Why haven’t I installed permanent piping to direct the laundry water to the pistache tree? Seems like that would save the time of having to connect the flexible hose before each load and then having to hang it back up afterward. True, it would save that time, but that time adds up to literally five seconds. The task is so quick and not annoying that we don’t even think about it anymore.
But more importantly, there is only a single inch of fall between the level of the concrete porch and the soil surface beneath the pistache tree. Therefore, pipes would have to open into holes dug deep enough such that the pipes are sloped enough to drain completely. These holes would need to be maintained so they don’t clog the pipe outlets.
The permanent system would save the few seconds we spend connecting and disconnecting the flexible hose at the expense of the time and resources it would take to install (cut concrete, buy and lay pipe, dig outlet holes, etc.) plus maintain. As for now, the flexible hose method requires zero maintenance, has no chance of becoming clogged, and yet remains adaptable to additional plantings we might make in that part of the yard in the future.
Yesterday, we got an unusually strong storm for mid-May. My yard received 0.7 inches; but the San Diego Airport got 1.84 inches! For San Diego, that’s the wettest day in May ever, according to the National Weather Service. For the whole Southern California region, we are approaching record levels of rainfall for the month of May — and it’s only halfway into the month. But what have we made of this blessing?

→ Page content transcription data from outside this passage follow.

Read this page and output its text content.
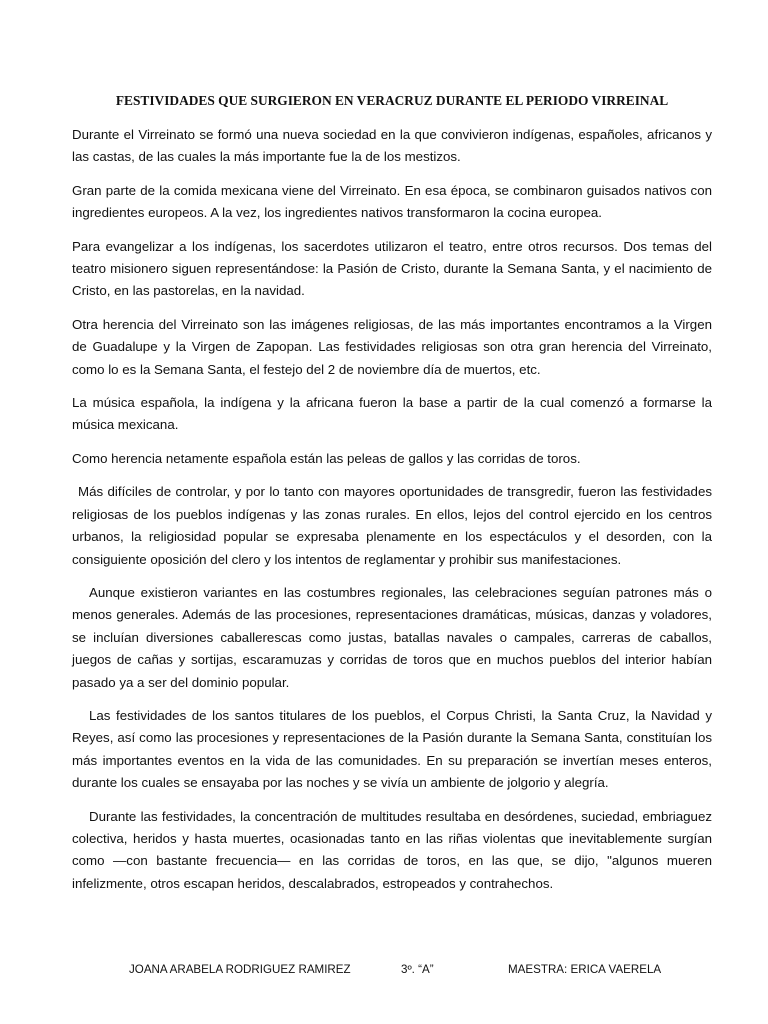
FESTIVIDADES QUE SURGIERON EN VERACRUZ DURANTE EL PERIODO VIRREINAL

Durante el Virreinato se formó una nueva sociedad en la que convivieron indígenas, españoles, africanos y las castas, de las cuales la más importante fue la de los mestizos.

Gran parte de la comida mexicana viene del Virreinato. En esa época, se combinaron guisados nativos con ingredientes europeos. A la vez, los ingredientes nativos transformaron la cocina europea.

Para evangelizar a los indígenas, los sacerdotes utilizaron el teatro, entre otros recursos. Dos temas del teatro misionero siguen representándose: la Pasión de Cristo, durante la Semana Santa, y el nacimiento de Cristo, en las pastorelas, en la navidad.

Otra herencia del Virreinato son las imágenes religiosas, de las más importantes encontramos a la Virgen de Guadalupe y la Virgen de Zapopan. Las festividades religiosas son otra gran herencia del Virreinato, como lo es la Semana Santa, el festejo del 2 de noviembre día de muertos, etc.

La música española, la indígena y la africana fueron la base a partir de la cual comenzó a formarse la música mexicana.

Como herencia netamente española están las peleas de gallos y las corridas de toros.

Más difíciles de controlar, y por lo tanto con mayores oportunidades de transgredir, fueron las festividades religiosas de los pueblos indígenas y las zonas rurales. En ellos, lejos del control ejercido en los centros urbanos, la religiosidad popular se expresaba plenamente en los espectáculos y el desorden, con la consiguiente oposición del clero y los intentos de reglamentar y prohibir sus manifestaciones.

Aunque existieron variantes en las costumbres regionales, las celebraciones seguían patrones más o menos generales. Además de las procesiones, representaciones dramáticas, músicas, danzas y voladores, se incluían diversiones caballerescas como justas, batallas navales o campales, carreras de caballos, juegos de cañas y sortijas, escaramuzas y corridas de toros que en muchos pueblos del interior habían pasado ya a ser del dominio popular.

Las festividades de los santos titulares de los pueblos, el Corpus Christi, la Santa Cruz, la Navidad y Reyes, así como las procesiones y representaciones de la Pasión durante la Semana Santa, constituían los más importantes eventos en la vida de las comunidades. En su preparación se invertían meses enteros, durante los cuales se ensayaba por las noches y se vivía un ambiente de jolgorio y alegría.

Durante las festividades, la concentración de multitudes resultaba en desórdenes, suciedad, embriaguez colectiva, heridos y hasta muertes, ocasionadas tanto en las riñas violentas que inevitablemente surgían como —con bastante frecuencia— en las corridas de toros, en las que, se dijo, "algunos mueren infelizmente, otros escapan heridos, descalabrados, estropeados y contrahechos.

JOANA ARABELA RODRIGUEZ RAMIREZ	3º. “A”	MAESTRA: ERICA VAERELA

Rain is good, right? We all talk of appreciating it, even needing it in this era of drought.
Then why is my house designed to deal with rain as if it’s sewage? Gutters take the rain from my roof and direct them into downspouts and then into pipes underground which emit the water into the road. Or some of the gutters empty into downspouts that direct the water onto the driveway which then vomits the rain into the road. Getting rid of something is treating it like waste.
Actually, on second thought, my house treats waste — sewage — better than it treats rain, since the sewer pipes feed into a septic tank and leach lines, and therefore keeps my sewage on my property. My house is designed to move rain farther away from it than it moves the sewage.
Is your house any different? Maybe your sewer lines are connected to a municipal sewer system instead of a septic tank, but I’d guess your house treats rain like waste all the same. It is the default design for houses in Southern California, not to mention all other buildings as well as parking lots. We move the rain off-site, into streets and storm drains — and then we lament the drought.
I lament that I have to labor to alter this improvident, default design. I have redirected roof downspouts to the root zones of trees, cut driveway curbs to infiltrate its runoff, installed rain tanks, etc. Why isn’t treating rain like this, like it’s a resource, the default design?
I’m sincerely asking the question. I don’t know the reasons.